By using a basal growth medium containing N-(3-oxohexanoyl)homoserine lactone (3-oxo-C6-HSL) as the sole source of carbon and nitrogen, the ginger rhizosphere associated bacteria were enriched for strains with AHL-degrading capabilities. Three isolates belonging to the genera Acinetobacter (GG2), Burkholderia (GG4) and Klebsiella (Se14) were identified and selected for further study. Strains GG2 and Se14 exhibited the broadest spectrum of AHL-degrading activities via lactonolysis while GG4 reduced 3-oxo-AHLs to the corresponding 3-hydroxy compounds.

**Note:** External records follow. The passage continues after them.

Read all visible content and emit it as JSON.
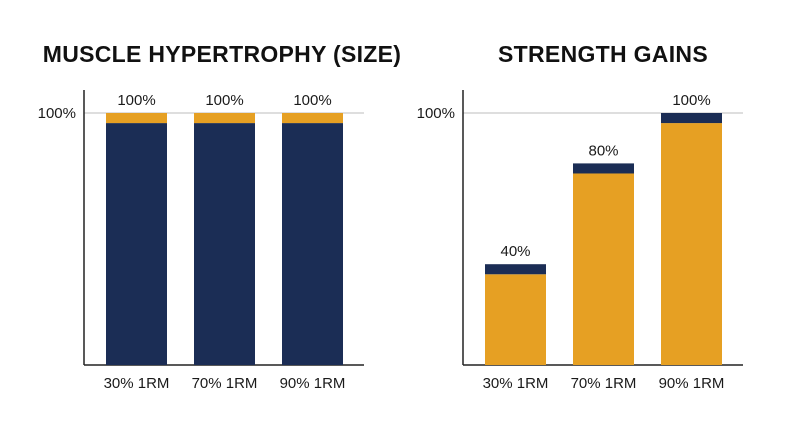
{
  "colors": {
    "navy": "#1b2d55",
    "gold": "#e6a023",
    "axis": "#222222",
    "ref_line": "#bdbdbd"
  },
  "chart_data": [
    {
      "type": "bar",
      "stacked": true,
      "title": "MUSCLE HYPERTROPHY (SIZE)",
      "categories": [
        "30% 1RM",
        "70% 1RM",
        "90% 1RM"
      ],
      "values": [
        100,
        100,
        100
      ],
      "value_labels": [
        "100%",
        "100%",
        "100%"
      ],
      "y_tick_label": "100%",
      "ylim": [
        0,
        100
      ],
      "grid": false,
      "series": [
        {
          "values": [
            96,
            96,
            96
          ],
          "color": "#1b2d55"
        },
        {
          "values": [
            4,
            4,
            4
          ],
          "color": "#e6a023"
        }
      ]
    },
    {
      "type": "bar",
      "stacked": true,
      "title": "STRENGTH GAINS",
      "categories": [
        "30% 1RM",
        "70% 1RM",
        "90% 1RM"
      ],
      "values": [
        40,
        80,
        100
      ],
      "value_labels": [
        "40%",
        "80%",
        "100%"
      ],
      "y_tick_label": "100%",
      "ylim": [
        0,
        100
      ],
      "grid": false,
      "series": [
        {
          "values": [
            36,
            76,
            96
          ],
          "color": "#e6a023"
        },
        {
          "values": [
            4,
            4,
            4
          ],
          "color": "#1b2d55"
        }
      ]
    }
  ]
}
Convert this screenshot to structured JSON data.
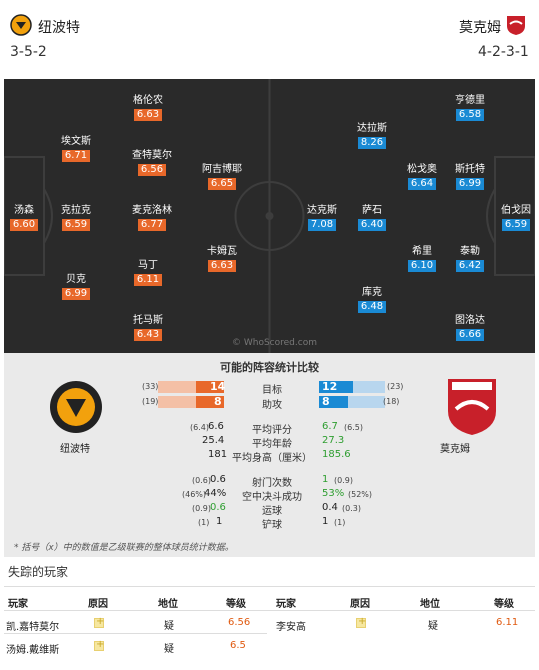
{
  "home": {
    "name": "纽波特",
    "formation": "3-5-2",
    "players": [
      {
        "name": "格伦农",
        "rating": "6.63"
      },
      {
        "name": "埃文斯",
        "rating": "6.71"
      },
      {
        "name": "查特莫尔",
        "rating": "6.56"
      },
      {
        "name": "阿吉博耶",
        "rating": "6.65"
      },
      {
        "name": "汤森",
        "rating": "6.60"
      },
      {
        "name": "克拉克",
        "rating": "6.59"
      },
      {
        "name": "麦克洛林",
        "rating": "6.77"
      },
      {
        "name": "卡姆瓦",
        "rating": "6.63"
      },
      {
        "name": "马丁",
        "rating": "6.11"
      },
      {
        "name": "贝克",
        "rating": "6.99"
      },
      {
        "name": "托马斯",
        "rating": "6.43"
      }
    ]
  },
  "away": {
    "name": "莫克姆",
    "formation": "4-2-3-1",
    "players": [
      {
        "name": "亨德里",
        "rating": "6.58"
      },
      {
        "name": "达拉斯",
        "rating": "8.26"
      },
      {
        "name": "松戈奥",
        "rating": "6.64"
      },
      {
        "name": "斯托特",
        "rating": "6.99"
      },
      {
        "name": "达克斯",
        "rating": "7.08"
      },
      {
        "name": "萨石",
        "rating": "6.40"
      },
      {
        "name": "伯戈因",
        "rating": "6.59"
      },
      {
        "name": "希里",
        "rating": "6.10"
      },
      {
        "name": "泰勒",
        "rating": "6.42"
      },
      {
        "name": "库克",
        "rating": "6.48"
      },
      {
        "name": "图洛达",
        "rating": "6.66"
      }
    ]
  },
  "watermark": "© WhoScored.com",
  "compare": {
    "title": "可能的阵容统计比较",
    "bars": [
      {
        "label": "目标",
        "home_total": "(33)",
        "home_val": "14",
        "home_frac": 0.42,
        "away_total": "(23)",
        "away_val": "12",
        "away_frac": 0.52
      },
      {
        "label": "助攻",
        "home_total": "(19)",
        "home_val": "8",
        "home_frac": 0.42,
        "away_total": "(18)",
        "away_val": "8",
        "away_frac": 0.44
      }
    ],
    "stats": [
      {
        "label": "平均评分",
        "home_small": "(6.4)",
        "home_val": "6.6",
        "away_val": "6.7",
        "away_small": "(6.5)",
        "away_green": true
      },
      {
        "label": "平均年龄",
        "home_small": "",
        "home_val": "25.4",
        "away_val": "27.3",
        "away_small": "",
        "away_green": true
      },
      {
        "label": "平均身高（厘米）",
        "home_small": "",
        "home_val": "181",
        "away_val": "185.6",
        "away_small": "",
        "away_green": true
      }
    ],
    "stats2": [
      {
        "label": "射门次数",
        "home_small": "(0.6)",
        "home_val": "0.6",
        "home_green": false,
        "away_val": "1",
        "away_small": "(0.9)",
        "away_green": true
      },
      {
        "label": "空中决斗成功",
        "home_small": "(46%)",
        "home_val": "44%",
        "home_green": false,
        "away_val": "53%",
        "away_small": "(52%)",
        "away_green": true
      },
      {
        "label": "运球",
        "home_small": "(0.9)",
        "home_val": "0.6",
        "home_green": true,
        "away_val": "0.4",
        "away_small": "(0.3)",
        "away_green": false
      },
      {
        "label": "铲球",
        "home_small": "(1)",
        "home_val": "1",
        "home_green": false,
        "away_val": "1",
        "away_small": "(1)",
        "away_green": false
      }
    ],
    "note": "* 括号（x）中的数值是乙级联赛的整体球员统计数据。"
  },
  "missing": {
    "title": "失踪的玩家",
    "headers": {
      "player": "玩家",
      "reason": "原因",
      "status": "地位",
      "rating": "等级"
    },
    "home": [
      {
        "player": "凯.嘉特莫尔",
        "status": "疑",
        "rating": "6.56"
      },
      {
        "player": "汤姆.戴维斯",
        "status": "疑",
        "rating": "6.5"
      }
    ],
    "away": [
      {
        "player": "李安高",
        "status": "疑",
        "rating": "6.11"
      }
    ]
  }
}
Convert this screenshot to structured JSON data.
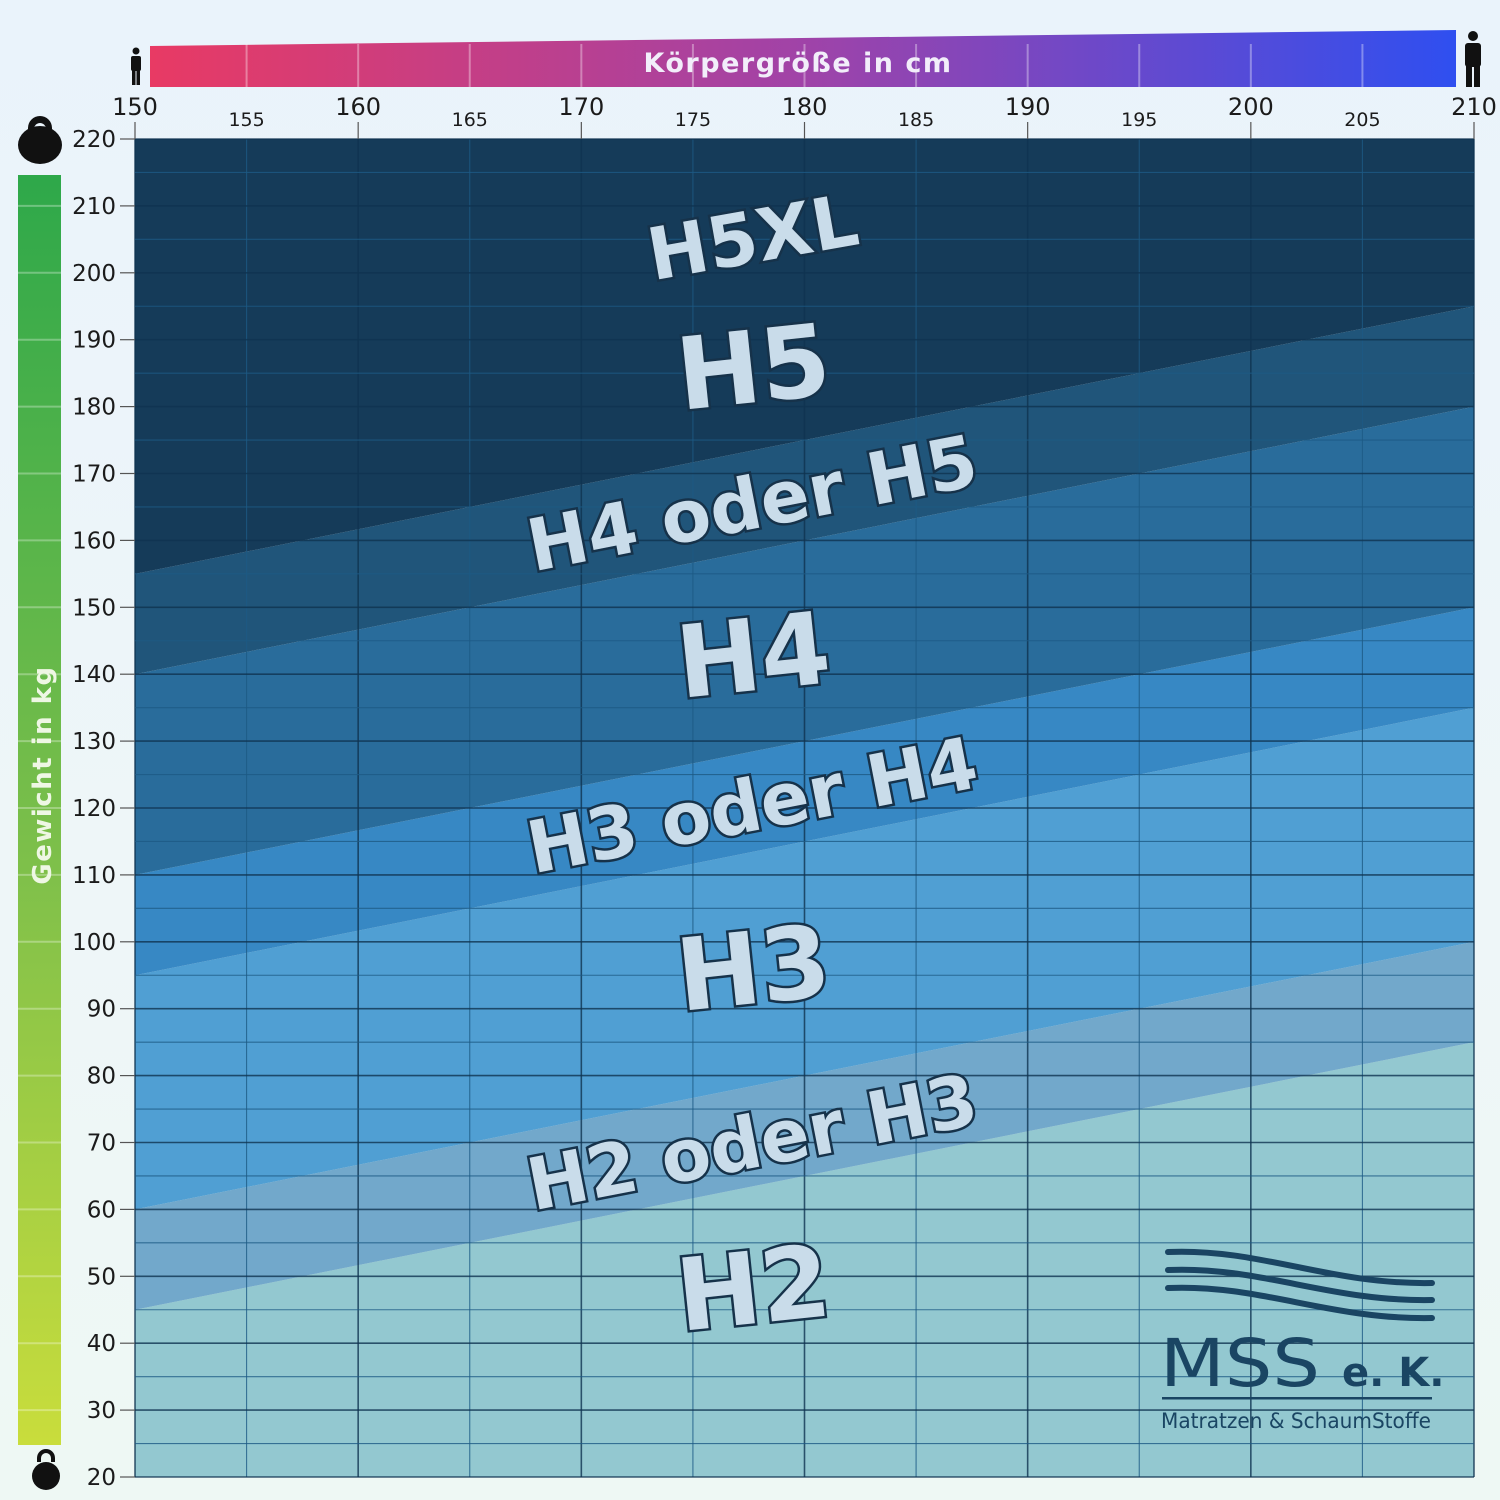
{
  "chart_data": {
    "type": "area",
    "title": "",
    "xlabel": "Körpergröße in cm",
    "ylabel": "Gewicht in kg",
    "xlim": [
      150,
      210
    ],
    "ylim": [
      20,
      220
    ],
    "x_major_ticks": [
      150,
      160,
      170,
      180,
      190,
      200,
      210
    ],
    "x_minor_ticks": [
      155,
      165,
      175,
      185,
      195,
      205
    ],
    "y_ticks": [
      20,
      30,
      40,
      50,
      60,
      70,
      80,
      90,
      100,
      110,
      120,
      130,
      140,
      150,
      160,
      170,
      180,
      190,
      200,
      210,
      220
    ],
    "grid": true,
    "boundaries": [
      {
        "below": "H2",
        "above": "H2 oder H3",
        "kg_at_150": 45,
        "kg_at_210": 85
      },
      {
        "below": "H2 oder H3",
        "above": "H3",
        "kg_at_150": 60,
        "kg_at_210": 100
      },
      {
        "below": "H3",
        "above": "H3 oder H4",
        "kg_at_150": 95,
        "kg_at_210": 135
      },
      {
        "below": "H3 oder H4",
        "above": "H4",
        "kg_at_150": 110,
        "kg_at_210": 150
      },
      {
        "below": "H4",
        "above": "H4 oder H5",
        "kg_at_150": 140,
        "kg_at_210": 180
      },
      {
        "below": "H4 oder H5",
        "above": "H5",
        "kg_at_150": 155,
        "kg_at_210": 195
      }
    ],
    "zones": [
      {
        "label": "H2",
        "color": "#9bd3dc"
      },
      {
        "label": "H2 oder H3",
        "color": "#79b2d6"
      },
      {
        "label": "H3",
        "color": "#55a8df"
      },
      {
        "label": "H3 oder H4",
        "color": "#3a90cf"
      },
      {
        "label": "H4",
        "color": "#2c72a4"
      },
      {
        "label": "H4 oder H5",
        "color": "#225a81"
      },
      {
        "label": "H5",
        "color": "#173f5e"
      }
    ],
    "top_label": "H5XL"
  },
  "height_bar": {
    "label": "Körpergröße in cm",
    "color_start": "#e83a64",
    "color_end": "#2f4ff0",
    "icon_left": "person-small-icon",
    "icon_right": "person-tall-icon"
  },
  "weight_bar": {
    "label": "Gewicht in kg",
    "color_top": "#2ea84a",
    "color_bottom": "#c9dd3c",
    "icon_top": "kettlebell-large-icon",
    "icon_bottom": "kettlebell-small-icon"
  },
  "logo": {
    "name": "MSS",
    "suffix": "e. K.",
    "tagline": "Matratzen & SchaumStoffe",
    "color": "#1a4563"
  }
}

In GG2 and GG4, QQ was found to co-exist with AHL-dependent QS and GG2 was shown to inactivate both self-generated and exogenously supplied AHLs. GG2, GG4 and Se14 were each able to attenuate virulence factor production in both human and plant pathogens.
Collectively our data show that ginger rhizosphere bacteria which make and degrade a wide range of AHLs are likely to play a collective role in determining the QS-dependent phenotype of a polymicrobial community.